Learn HUGGINGFACE-TRANSFORMERS with Real Code Examples
Updated Nov 24, 2025
Code Sample Descriptions
1
Hugging Face Transformers Text Classification Example
from transformers import pipeline
# Load sentiment-analysis pipeline
classifier = pipeline('sentiment-analysis')
# Analyze text
result = classifier('I love using Hugging Face Transformers!')
print(result)
A minimal example using Hugging Face Transformers to perform sentiment analysis on text.
2
Hugging Face Transformers Named Entity Recognition Example
from transformers import pipeline
# Load NER pipeline
ner_pipeline = pipeline('ner', grouped_entities=True)
# Analyze text
text = 'Hugging Face is based in New York.'
result = ner_pipeline(text)
print(result)
Uses a pretrained pipeline to identify named entities in text.
3
Hugging Face Transformers Question Answering Example
from transformers import pipeline
# Load question-answering pipeline
qa_pipeline = pipeline('question-answering')

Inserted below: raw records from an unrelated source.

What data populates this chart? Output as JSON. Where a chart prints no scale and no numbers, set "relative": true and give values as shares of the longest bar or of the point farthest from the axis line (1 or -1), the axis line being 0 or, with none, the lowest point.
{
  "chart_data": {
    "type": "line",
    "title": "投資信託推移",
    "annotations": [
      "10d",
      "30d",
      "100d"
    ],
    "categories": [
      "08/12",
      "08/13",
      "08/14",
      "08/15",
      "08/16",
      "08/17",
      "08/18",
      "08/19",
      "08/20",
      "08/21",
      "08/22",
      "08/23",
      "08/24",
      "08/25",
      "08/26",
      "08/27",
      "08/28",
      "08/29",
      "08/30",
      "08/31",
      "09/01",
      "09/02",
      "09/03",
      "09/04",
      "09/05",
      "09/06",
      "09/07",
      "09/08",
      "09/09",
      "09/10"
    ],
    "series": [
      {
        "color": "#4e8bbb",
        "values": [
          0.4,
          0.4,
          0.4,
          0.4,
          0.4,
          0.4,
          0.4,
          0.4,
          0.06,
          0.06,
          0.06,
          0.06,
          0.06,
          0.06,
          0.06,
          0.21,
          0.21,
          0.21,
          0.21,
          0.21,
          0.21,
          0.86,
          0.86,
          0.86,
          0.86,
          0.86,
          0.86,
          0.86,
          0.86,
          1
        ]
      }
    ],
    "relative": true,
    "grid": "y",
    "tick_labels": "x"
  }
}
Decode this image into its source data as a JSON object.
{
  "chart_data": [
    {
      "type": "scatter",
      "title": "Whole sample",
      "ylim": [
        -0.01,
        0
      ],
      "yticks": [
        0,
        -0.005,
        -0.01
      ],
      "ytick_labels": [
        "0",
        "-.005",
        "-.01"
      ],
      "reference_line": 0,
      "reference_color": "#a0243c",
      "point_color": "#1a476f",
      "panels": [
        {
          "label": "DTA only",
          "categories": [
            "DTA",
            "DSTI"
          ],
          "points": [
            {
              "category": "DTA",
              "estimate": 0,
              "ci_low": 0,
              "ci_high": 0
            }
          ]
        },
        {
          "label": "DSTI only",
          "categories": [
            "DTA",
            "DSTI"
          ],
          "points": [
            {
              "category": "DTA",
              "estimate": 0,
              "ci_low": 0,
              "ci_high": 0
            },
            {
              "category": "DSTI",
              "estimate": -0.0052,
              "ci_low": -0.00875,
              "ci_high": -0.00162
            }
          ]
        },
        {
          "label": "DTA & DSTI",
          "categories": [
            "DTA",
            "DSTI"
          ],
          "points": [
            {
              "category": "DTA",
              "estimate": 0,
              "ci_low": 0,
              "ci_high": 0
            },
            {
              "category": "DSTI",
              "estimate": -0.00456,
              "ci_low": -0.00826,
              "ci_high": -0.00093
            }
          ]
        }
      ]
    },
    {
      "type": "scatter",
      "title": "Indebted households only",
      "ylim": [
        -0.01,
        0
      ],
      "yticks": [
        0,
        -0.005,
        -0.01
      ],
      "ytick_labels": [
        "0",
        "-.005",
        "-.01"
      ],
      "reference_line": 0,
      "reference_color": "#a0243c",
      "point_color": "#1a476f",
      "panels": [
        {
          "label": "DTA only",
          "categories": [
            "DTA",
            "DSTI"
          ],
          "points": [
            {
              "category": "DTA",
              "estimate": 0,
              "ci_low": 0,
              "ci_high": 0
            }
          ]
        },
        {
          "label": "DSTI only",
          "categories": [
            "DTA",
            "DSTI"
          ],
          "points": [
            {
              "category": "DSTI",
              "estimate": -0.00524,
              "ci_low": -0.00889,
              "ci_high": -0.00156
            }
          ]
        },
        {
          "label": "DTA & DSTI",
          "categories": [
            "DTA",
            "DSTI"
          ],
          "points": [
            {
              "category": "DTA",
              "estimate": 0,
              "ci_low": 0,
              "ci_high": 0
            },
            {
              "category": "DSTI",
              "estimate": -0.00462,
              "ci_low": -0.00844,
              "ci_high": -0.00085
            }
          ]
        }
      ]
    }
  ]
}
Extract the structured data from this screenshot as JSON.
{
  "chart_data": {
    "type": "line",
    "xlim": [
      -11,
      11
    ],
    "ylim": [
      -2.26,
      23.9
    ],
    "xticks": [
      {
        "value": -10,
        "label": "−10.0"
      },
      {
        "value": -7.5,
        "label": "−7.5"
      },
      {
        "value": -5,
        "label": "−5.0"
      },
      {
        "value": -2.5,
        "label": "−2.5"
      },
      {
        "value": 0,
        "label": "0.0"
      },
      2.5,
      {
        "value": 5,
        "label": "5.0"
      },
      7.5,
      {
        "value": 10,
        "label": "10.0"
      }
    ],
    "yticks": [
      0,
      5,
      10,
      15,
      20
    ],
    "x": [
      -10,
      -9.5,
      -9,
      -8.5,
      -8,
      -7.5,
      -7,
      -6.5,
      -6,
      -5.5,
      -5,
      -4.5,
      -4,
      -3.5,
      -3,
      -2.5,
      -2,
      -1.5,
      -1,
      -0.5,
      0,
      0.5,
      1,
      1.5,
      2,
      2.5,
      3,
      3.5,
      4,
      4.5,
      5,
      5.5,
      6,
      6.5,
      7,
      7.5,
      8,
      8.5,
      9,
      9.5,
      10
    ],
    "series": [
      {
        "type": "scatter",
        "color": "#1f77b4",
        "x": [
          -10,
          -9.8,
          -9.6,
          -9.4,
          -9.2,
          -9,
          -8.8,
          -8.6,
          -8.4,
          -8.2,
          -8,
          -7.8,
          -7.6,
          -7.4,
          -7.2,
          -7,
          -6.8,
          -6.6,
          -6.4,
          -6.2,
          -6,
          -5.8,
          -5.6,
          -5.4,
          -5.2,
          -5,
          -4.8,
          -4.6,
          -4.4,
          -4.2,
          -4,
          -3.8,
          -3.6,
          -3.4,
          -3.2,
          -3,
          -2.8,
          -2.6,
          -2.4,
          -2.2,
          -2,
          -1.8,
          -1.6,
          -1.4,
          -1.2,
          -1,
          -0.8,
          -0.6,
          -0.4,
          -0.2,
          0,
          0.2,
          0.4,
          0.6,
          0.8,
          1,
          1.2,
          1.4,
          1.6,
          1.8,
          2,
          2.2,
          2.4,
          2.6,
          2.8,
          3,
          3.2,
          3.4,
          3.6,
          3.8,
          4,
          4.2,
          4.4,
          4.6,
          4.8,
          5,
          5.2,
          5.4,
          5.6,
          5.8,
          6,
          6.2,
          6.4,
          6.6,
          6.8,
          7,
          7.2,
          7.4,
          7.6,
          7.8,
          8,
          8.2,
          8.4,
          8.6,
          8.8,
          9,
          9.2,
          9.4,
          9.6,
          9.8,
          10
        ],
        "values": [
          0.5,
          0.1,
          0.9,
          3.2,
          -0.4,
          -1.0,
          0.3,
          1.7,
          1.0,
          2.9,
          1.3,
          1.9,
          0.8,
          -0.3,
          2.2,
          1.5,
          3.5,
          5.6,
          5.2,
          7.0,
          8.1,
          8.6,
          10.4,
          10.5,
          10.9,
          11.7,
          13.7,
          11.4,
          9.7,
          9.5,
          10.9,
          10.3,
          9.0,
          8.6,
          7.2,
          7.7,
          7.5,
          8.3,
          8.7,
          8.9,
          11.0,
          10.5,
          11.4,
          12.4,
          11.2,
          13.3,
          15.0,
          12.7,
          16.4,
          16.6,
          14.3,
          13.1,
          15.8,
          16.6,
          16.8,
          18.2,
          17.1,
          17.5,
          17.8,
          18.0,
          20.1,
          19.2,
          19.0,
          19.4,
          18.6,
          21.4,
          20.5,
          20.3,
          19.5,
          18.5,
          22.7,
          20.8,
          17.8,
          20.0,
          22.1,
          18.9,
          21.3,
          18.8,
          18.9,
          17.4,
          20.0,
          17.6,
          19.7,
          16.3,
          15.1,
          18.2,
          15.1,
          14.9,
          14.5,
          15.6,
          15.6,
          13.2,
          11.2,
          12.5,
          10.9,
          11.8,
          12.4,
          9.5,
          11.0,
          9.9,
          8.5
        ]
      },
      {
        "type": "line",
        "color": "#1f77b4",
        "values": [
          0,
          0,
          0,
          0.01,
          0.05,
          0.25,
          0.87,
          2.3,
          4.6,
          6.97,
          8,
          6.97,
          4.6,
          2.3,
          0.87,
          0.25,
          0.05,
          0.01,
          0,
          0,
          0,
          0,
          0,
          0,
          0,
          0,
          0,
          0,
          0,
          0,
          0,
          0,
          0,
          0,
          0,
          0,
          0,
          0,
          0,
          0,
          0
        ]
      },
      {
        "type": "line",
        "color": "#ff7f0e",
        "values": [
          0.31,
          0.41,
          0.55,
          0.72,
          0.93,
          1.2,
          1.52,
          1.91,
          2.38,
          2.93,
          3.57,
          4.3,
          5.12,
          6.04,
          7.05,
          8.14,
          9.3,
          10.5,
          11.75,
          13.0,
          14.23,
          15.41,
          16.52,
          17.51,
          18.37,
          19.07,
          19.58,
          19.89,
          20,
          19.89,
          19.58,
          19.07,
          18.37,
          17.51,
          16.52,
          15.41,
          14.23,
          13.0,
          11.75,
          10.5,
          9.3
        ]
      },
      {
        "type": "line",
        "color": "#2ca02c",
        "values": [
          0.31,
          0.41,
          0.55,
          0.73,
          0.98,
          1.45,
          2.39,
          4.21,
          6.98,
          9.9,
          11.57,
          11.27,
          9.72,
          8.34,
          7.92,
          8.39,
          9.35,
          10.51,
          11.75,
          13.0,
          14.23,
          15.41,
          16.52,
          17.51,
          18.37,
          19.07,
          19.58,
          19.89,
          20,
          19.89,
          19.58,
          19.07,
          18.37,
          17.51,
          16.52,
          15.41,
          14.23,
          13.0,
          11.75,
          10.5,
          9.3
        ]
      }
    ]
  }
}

context = 'Hugging Face develops state-of-the-art NLP models.'
question = 'What does Hugging Face develop?'
result = qa_pipeline(question=question, context=context)
print(result)
Answers questions based on a given context using a pretrained model.
4
Hugging Face Transformers Text Generation Example
from transformers import pipeline
# Load text-generation pipeline
generator = pipeline('text-generation', model='gpt2')
prompt = 'Once upon a time'
result = generator(prompt, max_length=50)
print(result)
Generates text continuations using a language model.
5
Hugging Face Transformers Translation Example
from transformers import pipeline
# Load translation pipeline
translator = pipeline('translation_en_to_fr')
text = 'I love machine learning.'
result = translator(text)
print(result)
Translates text from English to French using a pretrained model.
6
Hugging Face Transformers Summarization Example
from transformers import pipeline
# Load summarization pipeline
summarizer = pipeline('summarization')
text = 'Hugging Face provides an open-source library that makes it easy to use state-of-the-art NLP models in Python applications.'
result = summarizer(text, max_length=50, min_length=25, do_sample=False)
print(result)
Summarizes long text using a pretrained summarization model.
7
Hugging Face Transformers Zero-Shot Classification Example
from transformers import pipeline
# Load zero-shot classification pipeline
classifier = pipeline('zero-shot-classification')
text = 'I love programming in Python.'
candidate_labels = ['programming', 'sports', 'politics']
result = classifier(text, candidate_labels)
print(result)
Classifies text into user-defined labels without model retraining.
8
Hugging Face Transformers Feature Extraction Example
from transformers import AutoTokenizer, AutoModel
import torch
# Load model and tokenizer
tokenizer = AutoTokenizer.from_pretrained('distilbert-base-uncased')
model = AutoModel.from_pretrained('distilbert-base-uncased')
text = 'Transformers are amazing!'
inputs = tokenizer(text, return_tensors='pt')
outputs = model(**inputs)
# Get sentence embedding
embedding = outputs.last_hidden_state.mean(dim=1)
print(embedding)
Extracts embeddings from text using a pretrained model.
9
Hugging Face Transformers Masked Language Modeling Example
from transformers import pipeline
# Load fill-mask pipeline
unmasker = pipeline('fill-mask')
text = 'Hugging Face is creating a [MASK] library.'
result = unmasker(text)
print(result)
Predicts masked words in a sentence using a pretrained model.
10
Hugging Face Transformers Conversational Example
from transformers import pipeline, Conversation
# Load conversational pipeline
conversational_pipeline = pipeline('conversational')
conversation = Conversation('Hello! How are you?')
result = conversational_pipeline(conversation)
print(result)
Handles conversational input using a pretrained dialogue model.